KMI and EP, and their respective directors and executive officers, may be deemed to be participants in the solicitation of proxies in respect of the proposed transactions contemplated by the merger agreement. Information regarding KMI’s directors and executive officers is contained in KMI’s Form 10-K for the year ended December 31, 2010, which has been filed with the SEC. Information regarding EP’s directors and executive officers is contained in EP’s Form 10-K for the year ended December 31, 2010, and its proxy statement dated March 29, 2011, which are filed with the SEC. A more complete description will be available in the Registration Statement and the Information Statement/Proxy Statement/Prospectus.

SAFE HARBOR FOR FORWARD-LOOKING STATEMENTS

Statements in this document regarding the proposed transaction between KMI and EP, the expected timetable for completing the proposed transaction, future financial and operating results, benefits and synergies of the proposed transaction, future opportunities for the combined company, the sale of EP’s exploration and production assets, the possible drop-down of assets and any other statements about KMI or EP managements’ future expectations, beliefs, goals, plans or prospects constitute forward looking statements within the meaning of the Private Securities Litigation Reform Act of 1995. Any statements that are not statements of historical fact (including statements containing the words “believes,” “plans,” “anticipates,” “expects,” estimates and similar expressions) should also be considered to be forward looking statements.
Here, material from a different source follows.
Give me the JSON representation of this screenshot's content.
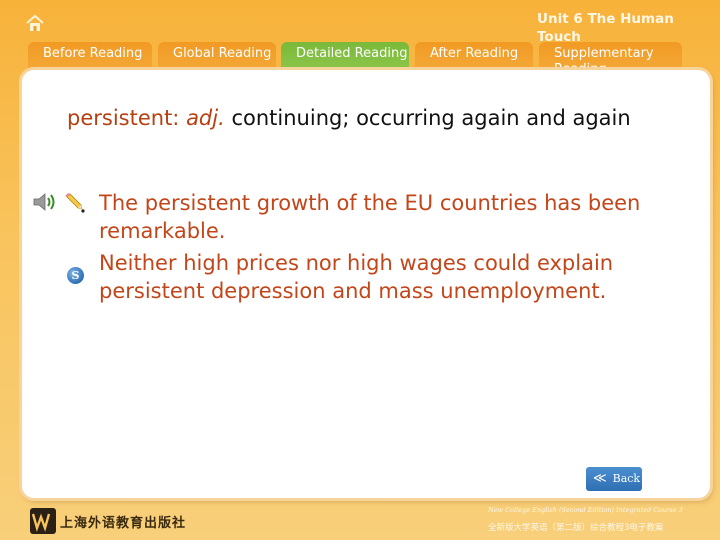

There are a number of important factors that could cause actual results or events to differ materially from those indicated by such forward looking statements, including: the ability to consummate the proposed transaction; the ability to obtain the requisite regulatory, shareholder approvals and the satisfaction of other conditions to consummation of the transaction; the possibility that financing might not be available on the terms committed; the ability to consummate contemplated asset sales; the ability of KMI to successfully integrate EP’s operations and employees; the ability to realize anticipated synergies and cost savings; the potential impact of announcement of the transaction or consummation of the transaction on relationships, including with employees, suppliers, customers and competitors; the ability to achieve revenue growth; national, international, regional and local economic, competitive and


regulatory conditions and developments; technological developments; capital and credit markets conditions; inflation rates; interest rates; the political and economic stability of oil producing nations; energy markets, including changes in the price of certain commodities; weather conditions; environmental conditions; business and regulatory or legal decisions; the pace of deregulation of retail natural gas and electricity and certain agricultural products; the timing and success of business development efforts; terrorism; and the other factors described in KMI’s and EP’s Annual Reports on Form 10-K for the year ended December 31, 2010, and their most recent quarterly reports filed with the SEC. KMI and EP disclaim any intention or obligation to update any forward looking statements as a result of developments occurring after the date of this document.